A dinâmica da era digital exige regulações versáteis que proporcionem e fomentem, equilibradamente, segurança jurídica para os agentes econômicos e proteção de direitos e garantias individuais.

Especialmente em legislações de proteção de dados pessoais, códigos de conduta setoriais e órgãos privados de monitoramento (monitoring body), que podem ser reconhecidos por autoridades públicas, representam importantes instrumentos regulatórios, de forma a absorver melhor incertezas e desenvolver parâmetros consolidados de eficácia legal mediante a atuação de organizações especializadas nas práticas do seu respectivo setor.
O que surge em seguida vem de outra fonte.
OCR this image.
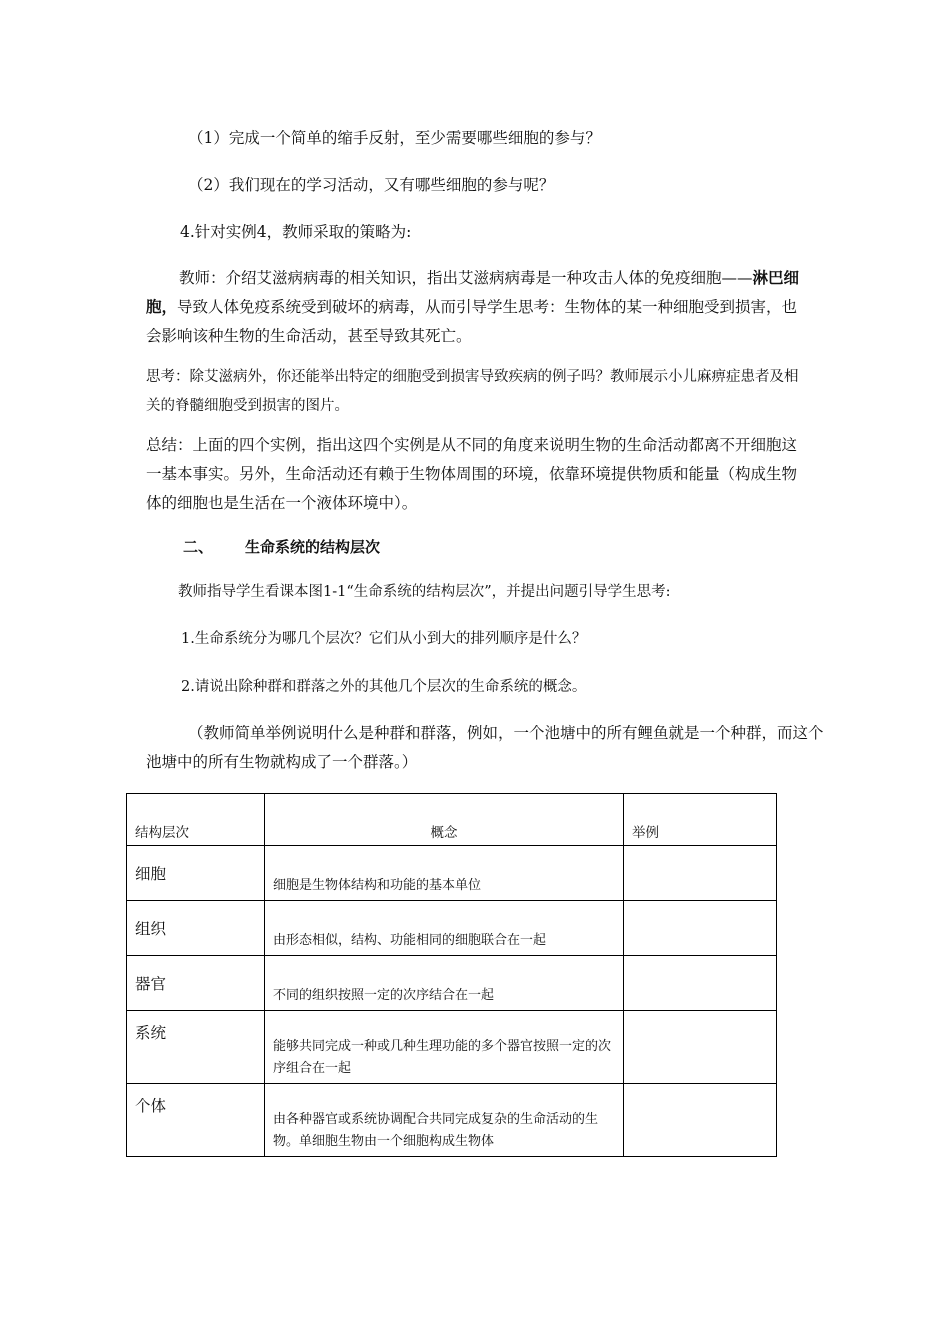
（1）完成一个简单的缩手反射，至少需要哪些细胞的参与？
（2）我们现在的学习活动，又有哪些细胞的参与呢？
4.针对实例4，教师采取的策略为:
教师：介绍艾滋病病毒的相关知识，指出艾滋病病毒是一种攻击人体的免疫细胞——淋巴细胞，导致人体免疫系统受到破坏的病毒，从而引导学生思考：生物体的某一种细胞受到损害，也会影响该种生物的生命活动，甚至导致其死亡。
思考：除艾滋病外，你还能举出特定的细胞受到损害导致疾病的例子吗？教师展示小儿麻痹症患者及相关的脊髓细胞受到损害的图片。
总结：上面的四个实例，指出这四个实例是从不同的角度来说明生物的生命活动都离不开细胞这一基本事实。另外，生命活动还有赖于生物体周围的环境，依靠环境提供物质和能量（构成生物体的细胞也是生活在一个液体环境中）。
二、 生命系统的结构层次
教师指导学生看课本图1-1“生命系统的结构层次”，并提出问题引导学生思考:
1.生命系统分为哪几个层次？它们从小到大的排列顺序是什么？
2.请说出除种群和群落之外的其他几个层次的生命系统的概念。
（教师简单举例说明什么是种群和群落，例如，一个池塘中的所有鲤鱼就是一个种群，而这个池塘中的所有生物就构成了一个群落。）
结构层次	概念	举例
细胞	细胞是生物体结构和功能的基本单位	
组织	由形态相似，结构、功能相同的细胞联合在一起	
器官	不同的组织按照一定的次序结合在一起	
系统	能够共同完成一种或几种生理功能的多个器官按照一定的次序组合在一起	
个体	由各种器官或系统协调配合共同完成复杂的生命活动的生物。单细胞生物由一个细胞构成生物体	
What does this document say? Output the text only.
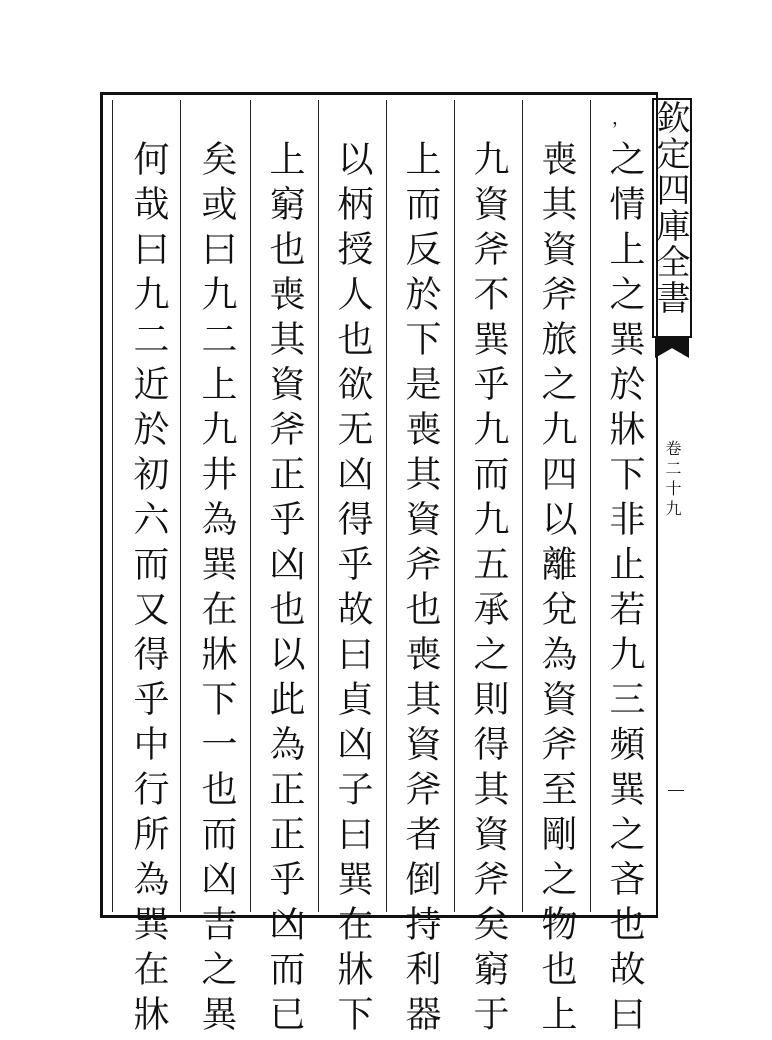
之情上之巽於牀下非止若九三頻巽之吝也故曰
喪其資斧旅之九四以離兌為資斧至剛之物也上
九資斧不巽乎九而九五承之則得其資斧矣窮于
上而反於下是喪其資斧也喪其資斧者倒持利器
以柄授人也欲无凶得乎故曰貞凶子曰巽在牀下
上窮也喪其資斧正乎凶也以此為正正乎凶而已
矣或曰九二上九井為巽在牀下一也而凶吉之異
何哉曰九二近於初六而又得乎中行所為巽在牀
， 欽定四庫全書
卷二十九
É necessário repensar categorias e institutos centrais do Estado a partir das condicionantes fáticas da nova sociedade informacional. Já há alguns anos, anuncia-se, por exemplo, dentro do direito administrativo, uma tendencial mudança do seu significado[1], pois, especialmente em âmbito dinâmico, tende a perder a tradicional estrita referência à norma como programa condicional, passando a ser mais um instrumento de estruturação procedimental de geração de conhecimento social.[2]

Isso significa que, dada a alta complexidade de determinados setores da sociedade, em certas áreas do direito público, a administração e o Estado devem primeiramente gerar conhecimento necessário para a aplicação do regime jurídico que as governam.[3]

De acordo com a conhecida formulação de Peter Häberle[4], no plano hermenêutico e estrutural, no ambiente digital, o direito necessitaria de uma “sociedade aberta de produtores de normas” e não apenas de uma “sociedade aberta de intérpretes da Constituição”, na qual o Estado e a sociedade estariam mais próximos da relação de complementaridade normativa do que de um modelo tradicional, no qual o Estado impõe padrões próprios por meio de programas condicionais aos setores[5].

A produção de padrões normativos de forma cooperativa entre Estado e sociedade significa que entes privados e particulares, nos ordenamentos jurídicos modernos, não surgem apenas como destinatários da produção regulatória estatal, mas atuam como parceiros e atores ativos na construção conjunta de um sistema de governança adequado para setores dinâmicos da sociedade[6]. Isso se vê claramente no caminho europeu da proteção de dados sob influência alemã e que tem se acentuado nos últimos anos[7].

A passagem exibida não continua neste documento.